На лице Мулявина появилась глумливая ухмылка.

— Ох, товарищи марксисты! — закачал он головой. — Ох, не знаете вы своего народа! Сидит он сиднем, не шевелится, но уж как встанет, да как пойдет крушить что ни попадись… И вас он в первую голову разорвет. В первую голову!

— Это за что же, интересно?

— А за то… — И Мулявин, хихикая, погрозил пальцем. — Передергиваете-с. Так сказать, желаемое за сущее… Вынужден вас огорчить: ничего у вас не выйдет. Нет-с, не выйдет! Благодаря Столыпину деревня получила то, о чем мечтала веками. Слышите? Веками!

— Потрудитесь расшифровать.

— Потружусь. С удовольствием… Деревня, сиречь мужик получил главное — свободный труд и землю. Слышите? Свободный труд и землю!.. — Подняв палец, он повторил последние слова, точно вслушиваясь в их звучание.

— Демагогия! — На лице товарища Павла загорелись пятна, заставившие Котовского вглядеться: очень тревожным показался ему этот неестественный румянец на испитых щеках. — Дешевая демагогия! Свободный труд… Чтобы свободно эксплуатировать, да? А батраку свободно отдавать свой труд задаром? Или земля… Кто ею владеет и кто на ней работает? Кто? Столыпин ваш…
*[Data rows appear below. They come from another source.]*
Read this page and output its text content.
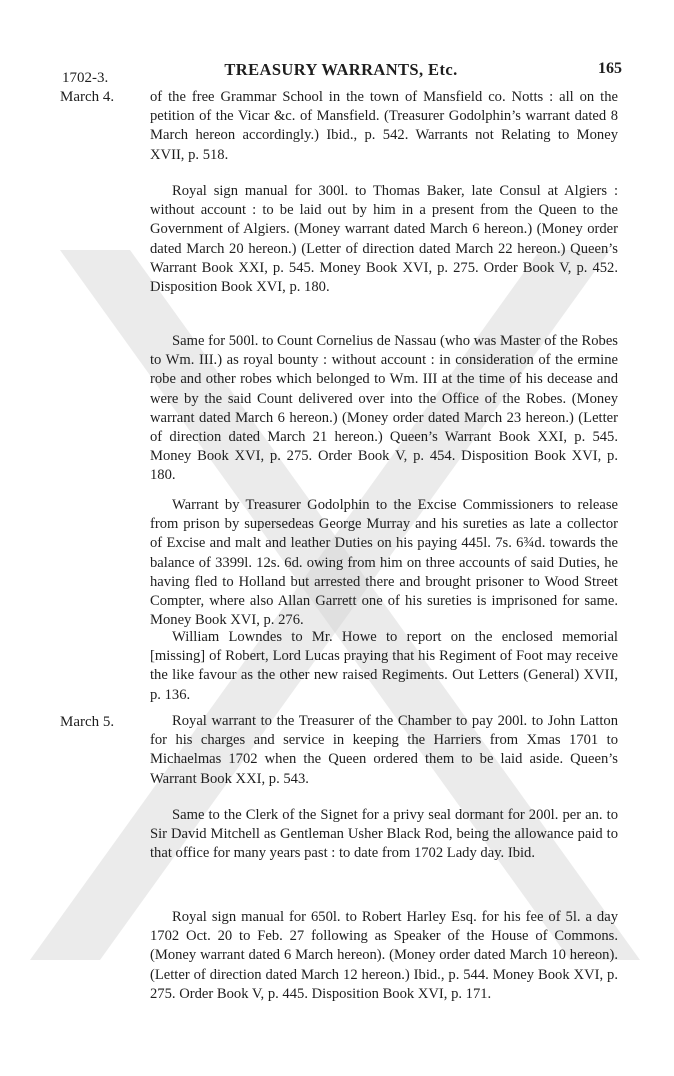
TREASURY WARRANTS, Etc.	165
1702-3.
March 4.
March 5.
of the free Grammar School in the town of Mansfield co. Notts : all on the petition of the Vicar &c. of Mansfield. (Treasurer Godolphin’s warrant dated 8 March hereon accordingly.) Ibid., p. 542. Warrants not Relating to Money XVII, p. 518.
Royal sign manual for 300l. to Thomas Baker, late Consul at Algiers : without account : to be laid out by him in a present from the Queen to the Government of Algiers. (Money warrant dated March 6 hereon.) (Money order dated March 20 hereon.) (Letter of direction dated March 22 hereon.) Queen’s Warrant Book XXI, p. 545. Money Book XVI, p. 275. Order Book V, p. 452. Disposition Book XVI, p. 180.
Same for 500l. to Count Cornelius de Nassau (who was Master of the Robes to Wm. III.) as royal bounty : without account : in consideration of the ermine robe and other robes which belonged to Wm. III at the time of his decease and were by the said Count delivered over into the Office of the Robes. (Money warrant dated March 6 hereon.) (Money order dated March 23 hereon.) (Letter of direction dated March 21 hereon.) Queen’s Warrant Book XXI, p. 545. Money Book XVI, p. 275. Order Book V, p. 454. Disposition Book XVI, p. 180.
Warrant by Treasurer Godolphin to the Excise Commissioners to release from prison by supersedeas George Murray and his sureties as late a collector of Excise and malt and leather Duties on his paying 445l. 7s. 6¾d. towards the balance of 3399l. 12s. 6d. owing from him on three accounts of said Duties, he having fled to Holland but arrested there and brought prisoner to Wood Street Compter, where also Allan Garrett one of his sureties is imprisoned for same. Money Book XVI, p. 276.
William Lowndes to Mr. Howe to report on the enclosed memorial [missing] of Robert, Lord Lucas praying that his Regiment of Foot may receive the like favour as the other new raised Regiments. Out Letters (General) XVII, p. 136.
Royal warrant to the Treasurer of the Chamber to pay 200l. to John Latton for his charges and service in keeping the Harriers from Xmas 1701 to Michaelmas 1702 when the Queen ordered them to be laid aside. Queen’s Warrant Book XXI, p. 543.
Same to the Clerk of the Signet for a privy seal dormant for 200l. per an. to Sir David Mitchell as Gentleman Usher Black Rod, being the allowance paid to that office for many years past : to date from 1702 Lady day. Ibid.
Royal sign manual for 650l. to Robert Harley Esq. for his fee of 5l. a day 1702 Oct. 20 to Feb. 27 following as Speaker of the House of Commons. (Money warrant dated 6 March hereon). (Money order dated March 10 hereon). (Letter of direction dated March 12 hereon.) Ibid., p. 544. Money Book XVI, p. 275. Order Book V, p. 445. Disposition Book XVI, p. 171.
С притворным смирением Мулявин поник головой. Партнер по шахматам, маленький заика, продолжал сидеть на корточках, но об игре тоже забыл.

— Вот вам человек, — товарищ Павел неожиданно указал на внимательно слушавшего Котовского, — спросите-ка его, спросите! Он из села и дело знает.

Мулявин с неохотой повернулся и взглянул через пенсне. Он с предубеждением относился к телесной мощи, предпочитая людей ума, мысли. А этот верзила с бритой головой внушал ему тайный страх. По утрам, когда Котовский, бренча цепью, принимался за гимнастику, Мулявин всеми силами старался стушеваться. Для него это были самые неуютные минуты.

Несколько пар глаз с ожиданием уставились на Котовского. От смущения он затеребил себя за нос и оттого первые слова прогудел в кулак.

— Громче! — приказал Мулявин, строго изучая его. — Уберите руку!

Перебирая в пальцах мелкие звенья плотной цепи, Григорий Иванович стал говорить, что еще со времен екатерининского межевания в русской деревне происходит мельчание и мельчание земельных наделов. Владельцы некогда огромных имений теряют связь с землей и в основном поддерживают ее через вороватых приказчиков, призванных блюсти хозяйский интерес.